PROLOGUE.

In these distracted times, when each man dreads
The bloody stratagems of busy heads;
When we have feared, three years, we know not what,
Till witnesses[62] begin to die o' the rot,
What made our poet meddle with a plot?
Was't that he fancied, for the very sake
And name of plot, his trifling play might take?
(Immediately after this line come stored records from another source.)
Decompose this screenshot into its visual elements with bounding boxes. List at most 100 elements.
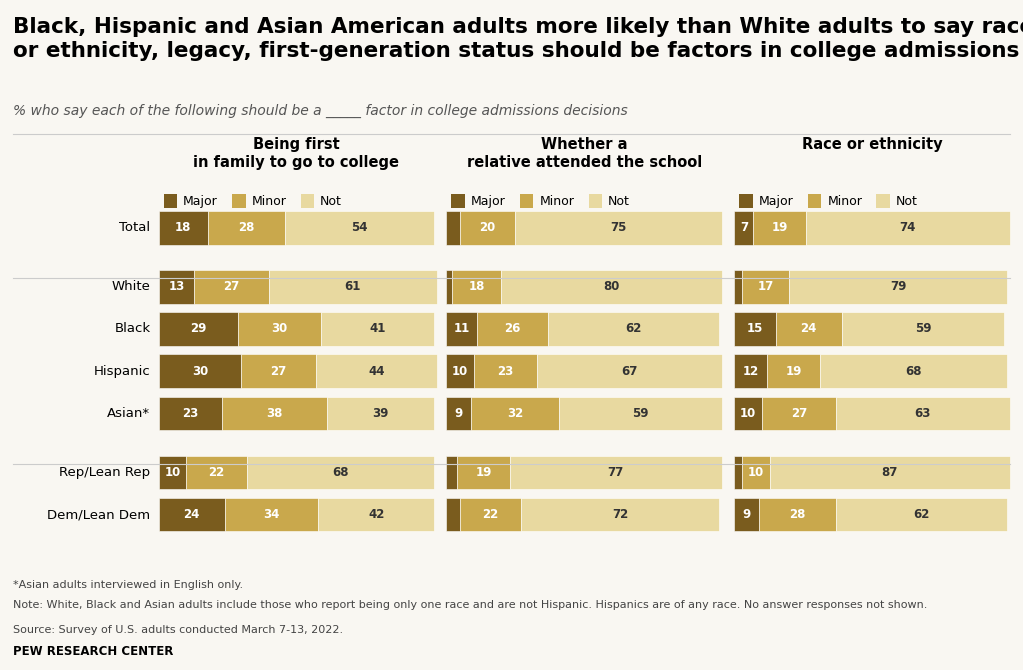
Bar [806,211,1010,245]
Text: White: White [112,280,150,293]
FancyBboxPatch shape [451,194,464,208]
Bar [457,456,509,489]
Text: 9: 9 [454,407,462,420]
Bar [159,397,222,430]
Bar [735,456,743,489]
Bar [159,354,241,388]
Text: 79: 79 [890,280,906,293]
Text: 44: 44 [368,364,385,378]
Text: Major: Major [183,194,218,208]
Bar [446,397,472,430]
Text: 27: 27 [223,280,239,293]
Bar [759,498,836,531]
Bar [446,312,477,346]
Bar [735,211,754,245]
Bar [836,397,1010,430]
Bar [452,270,501,304]
Text: 29: 29 [190,322,207,336]
Text: 41: 41 [369,322,386,336]
Text: 32: 32 [507,407,524,420]
Bar [460,498,521,531]
Text: Whether a
relative attended the school: Whether a relative attended the school [466,137,702,170]
Text: 68: 68 [332,466,349,479]
Bar [194,270,269,304]
Bar [762,397,836,430]
Bar [754,211,806,245]
Bar [186,456,247,489]
Text: 67: 67 [621,364,637,378]
Bar [446,498,460,531]
Text: 75: 75 [611,221,627,234]
Bar [836,498,1007,531]
Text: 68: 68 [905,364,922,378]
Bar [521,498,719,531]
Bar [241,354,316,388]
Bar [159,270,194,304]
Bar [446,270,452,304]
Text: 24: 24 [183,508,199,521]
Text: 22: 22 [482,508,498,521]
FancyBboxPatch shape [232,194,246,208]
FancyBboxPatch shape [808,194,821,208]
Bar [743,270,790,304]
Text: 7: 7 [740,221,748,234]
Text: 22: 22 [209,466,225,479]
Text: 19: 19 [786,364,802,378]
Text: Not: Not [896,194,918,208]
Text: Note: White, Black and Asian adults include those who report being only one race: Note: White, Black and Asian adults incl… [13,600,928,610]
Bar [790,270,1007,304]
FancyBboxPatch shape [588,194,602,208]
Text: % who say each of the following should be a _____ factor in college admissions d: % who say each of the following should b… [13,104,628,118]
Text: 59: 59 [915,322,931,336]
Text: Minor: Minor [539,194,574,208]
Text: 42: 42 [368,508,385,521]
Bar [735,354,767,388]
Text: Total: Total [120,221,150,234]
Bar [775,312,842,346]
Text: 12: 12 [743,364,759,378]
Bar [548,312,719,346]
Text: *Asian adults interviewed in English only.: *Asian adults interviewed in English onl… [13,580,243,590]
Bar [208,211,285,245]
Bar [446,354,474,388]
Bar [159,498,225,531]
Text: Major: Major [471,194,505,208]
Bar [222,397,326,430]
Bar [321,312,434,346]
Text: Hispanic: Hispanic [94,364,150,378]
Text: PEW RESEARCH CENTER: PEW RESEARCH CENTER [13,645,174,658]
Text: 30: 30 [191,364,208,378]
Text: 23: 23 [497,364,514,378]
Text: 20: 20 [480,221,496,234]
Text: 10: 10 [748,466,764,479]
FancyBboxPatch shape [520,194,533,208]
Bar [767,354,819,388]
Bar [285,211,434,245]
Text: 13: 13 [169,280,184,293]
Bar [446,456,457,489]
Text: 17: 17 [758,280,774,293]
Bar [735,270,743,304]
FancyBboxPatch shape [877,194,890,208]
Text: Black, Hispanic and Asian American adults more likely than White adults to say r: Black, Hispanic and Asian American adult… [13,17,1023,61]
Text: 63: 63 [915,407,931,420]
Bar [238,312,321,346]
Text: 23: 23 [182,407,198,420]
Text: 74: 74 [899,221,916,234]
Bar [516,211,722,245]
Bar [770,456,1010,489]
Bar [735,397,762,430]
Text: 19: 19 [476,466,492,479]
Text: Not: Not [320,194,342,208]
Bar [743,456,770,489]
Text: 24: 24 [800,322,816,336]
Text: 28: 28 [238,221,255,234]
Bar [735,312,775,346]
Bar [501,270,722,304]
Text: Black: Black [115,322,150,336]
Bar [477,312,548,346]
Text: 18: 18 [175,221,191,234]
Text: 10: 10 [740,407,756,420]
Bar [225,498,318,531]
Text: 26: 26 [504,322,521,336]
For there's not in't one inch-board evidence,
But 'tis, he says, to reason plain, and sense,
And that he thinks a plausible defence.
Were truth by sense and reason to be tried,
Sure all our swearers might be laid aside:
No, of such tools our author has no need,
To make his plot, or make his play succeed;
He of black bills has no prodigious tales,
Or Spanish pilgrims cast ashore in Wales;
Here's not one murdered magistrate at least,
Kept rank, like venison for a city feast;
Grown four days stiff, the better to prepare
And fit his pliant limbs to ride in chair:
Yet here's an army raised, though under ground,
But no man seen, nor one commission found;
Here is a traitor too that's very old,
Turbulent, subtle, mischievous, and bold;
Bloody, revengeful, and, to crown his part,
Loves fumbling with a wench with all his heart;
Till after having many changes past,
In spite of age (thanks Heaven) is hanged at last.
Next is a senator that keeps a whore,
In Venice none a higher office bore;
To lewdness every night the lecher ran:
Show me, all London, such another man,
Match him at Mother Creswold's[63] if you can.
O Poland, Poland! had it been thy lot,
T'have heard in time of this Venetian plot,
Thou surely chosen hadst one king from thence,
And honoured them, as thou hast England since.